Dear Stupid Parents,
London is experiencing something of a heatwave at the moment and it is not only amazing, but potentially life-changing (at least a little bit, for a little while.) Ok, ok, I’m kind of exaggerating but isn’t there just something about the sun and being outside that massages the soul and makes your cares melt away?
This weekend was hot hot hot so we met up with some friends for a picnic in the park – lots of food, lots of friends to help look after the boys, and – of course – alcohol. Specifically, prosecco – ’cause we were celebrating life and weekends and friendship. It was a glorious day, not least of all because being marginally tipsy is the most perfect state of being for a sunny weekend; we were all so full of love and laughter that I honestly felt able to forget about the fact that we all woke up bleary eyed after Baby Boy’s reeeeally poor sleeping the night before and that the Husband and I are both so homesick for our respective countries at the moment that we shuffled round the house in the morning barely speaking – me wiping the odd rogue tear and him drinking cup of tea after cup of tea. (A sure sign he ain’t totally ok.)
Fast forward a couple of hours and we were in the company of good friends in a wide open space with Baby Boy fast asleep in the pram, (he’s got day and night completely mixed up, apparently) and Toddler Boy tearing round the place showing off his new-found scooter skills.

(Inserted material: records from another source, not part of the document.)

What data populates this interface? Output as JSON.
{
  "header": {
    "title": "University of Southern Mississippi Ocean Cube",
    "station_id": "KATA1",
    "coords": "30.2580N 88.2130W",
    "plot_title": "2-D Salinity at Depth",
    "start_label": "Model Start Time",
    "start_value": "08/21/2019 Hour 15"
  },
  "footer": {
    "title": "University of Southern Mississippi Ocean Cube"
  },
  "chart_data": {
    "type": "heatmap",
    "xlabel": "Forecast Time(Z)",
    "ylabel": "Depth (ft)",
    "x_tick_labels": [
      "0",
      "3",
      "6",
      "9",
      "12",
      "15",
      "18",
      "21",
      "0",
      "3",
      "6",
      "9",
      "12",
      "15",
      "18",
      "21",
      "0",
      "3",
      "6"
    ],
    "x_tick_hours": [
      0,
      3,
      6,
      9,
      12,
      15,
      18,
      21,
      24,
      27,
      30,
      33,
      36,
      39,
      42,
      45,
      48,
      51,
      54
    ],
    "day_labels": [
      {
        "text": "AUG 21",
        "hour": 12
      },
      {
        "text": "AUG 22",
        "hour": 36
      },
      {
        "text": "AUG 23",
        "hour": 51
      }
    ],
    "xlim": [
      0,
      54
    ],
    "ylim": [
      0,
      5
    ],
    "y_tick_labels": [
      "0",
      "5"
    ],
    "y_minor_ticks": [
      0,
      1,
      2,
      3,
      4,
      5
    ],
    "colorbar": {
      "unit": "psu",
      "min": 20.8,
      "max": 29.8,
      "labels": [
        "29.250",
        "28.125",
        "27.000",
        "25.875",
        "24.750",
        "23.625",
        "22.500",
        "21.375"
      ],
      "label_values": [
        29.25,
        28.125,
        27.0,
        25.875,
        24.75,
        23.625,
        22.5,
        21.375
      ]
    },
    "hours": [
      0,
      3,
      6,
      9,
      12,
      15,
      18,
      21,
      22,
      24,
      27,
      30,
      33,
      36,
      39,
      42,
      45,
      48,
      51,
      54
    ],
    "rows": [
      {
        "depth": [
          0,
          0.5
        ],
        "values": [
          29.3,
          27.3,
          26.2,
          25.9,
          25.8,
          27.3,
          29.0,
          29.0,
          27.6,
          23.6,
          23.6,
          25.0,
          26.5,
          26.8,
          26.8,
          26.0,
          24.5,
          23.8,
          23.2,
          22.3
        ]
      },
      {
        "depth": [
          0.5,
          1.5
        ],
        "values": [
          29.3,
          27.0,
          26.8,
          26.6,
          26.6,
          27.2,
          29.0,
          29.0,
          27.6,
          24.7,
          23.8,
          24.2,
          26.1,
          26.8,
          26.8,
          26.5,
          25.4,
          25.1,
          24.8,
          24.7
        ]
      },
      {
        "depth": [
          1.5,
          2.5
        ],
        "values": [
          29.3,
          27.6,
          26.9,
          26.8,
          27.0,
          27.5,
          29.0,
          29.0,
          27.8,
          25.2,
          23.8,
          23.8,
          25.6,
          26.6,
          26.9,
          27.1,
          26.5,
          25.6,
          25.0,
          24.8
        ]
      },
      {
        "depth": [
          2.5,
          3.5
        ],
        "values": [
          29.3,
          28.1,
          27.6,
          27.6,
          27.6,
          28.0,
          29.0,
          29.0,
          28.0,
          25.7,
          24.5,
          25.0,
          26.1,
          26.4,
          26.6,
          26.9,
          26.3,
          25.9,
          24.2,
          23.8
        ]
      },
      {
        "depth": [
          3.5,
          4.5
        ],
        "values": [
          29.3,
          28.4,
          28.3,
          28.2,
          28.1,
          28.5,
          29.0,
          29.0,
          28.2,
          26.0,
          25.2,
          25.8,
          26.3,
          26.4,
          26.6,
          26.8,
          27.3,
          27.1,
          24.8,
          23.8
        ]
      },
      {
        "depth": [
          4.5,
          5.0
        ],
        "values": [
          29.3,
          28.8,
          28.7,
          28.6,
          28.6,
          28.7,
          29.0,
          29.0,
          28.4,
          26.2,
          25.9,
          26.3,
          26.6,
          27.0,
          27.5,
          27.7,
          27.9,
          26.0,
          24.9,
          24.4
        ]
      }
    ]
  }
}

Before we got fully tipsy and began declaring our love for each other and summer and cheese, we spent some time talking about the things that inevitably crop up in most conversations between friends at this point in 2017 – namely Trump, Syria and the colossal loss of life that just.keeps.happening. We all agreed that our hearts were aching and that turning on the 10 o’clock news is like playing chicken with your emotions. After not very long, to be honest, I had to ask that we change the subject; don’t get me wrong, I think it’s important that we don’t hide away from the atrocities that are happening across the world – knowledge encourages an emotional response that in turn, spurs action, which we desperately need from all corners to help sort out this mess – but since becoming a parent, I am much less able to handle this stuff, and I was pretty bad at it before. Tears come easily and the rage I feel at these injustices can ruin even the nicest occasions so I made my request and my lovely friends granted it. But before we moved on completely, we took a moment to look around the park, to acknowledge the happy children, the smooching teens, the new parents, the grandparents, the ice-cream van, the runners, the dog-walkers, the dogs, the football coaches and the little ones playing football – all under the same sky, the same sun and we agreed that there is beauty in this world; so much of it, and when we see the love and feel the love, we can spread the love.
I don’t know what the answer is on a grand, international scale but what I learned this weekend is that when we’re faced with trouble, be it a sleepless night or the emotional low after watching the news, it’s a good idea to grab your loved ones, grab a bottle, sit in a park and say ‘I love you, now pass the prosecco.’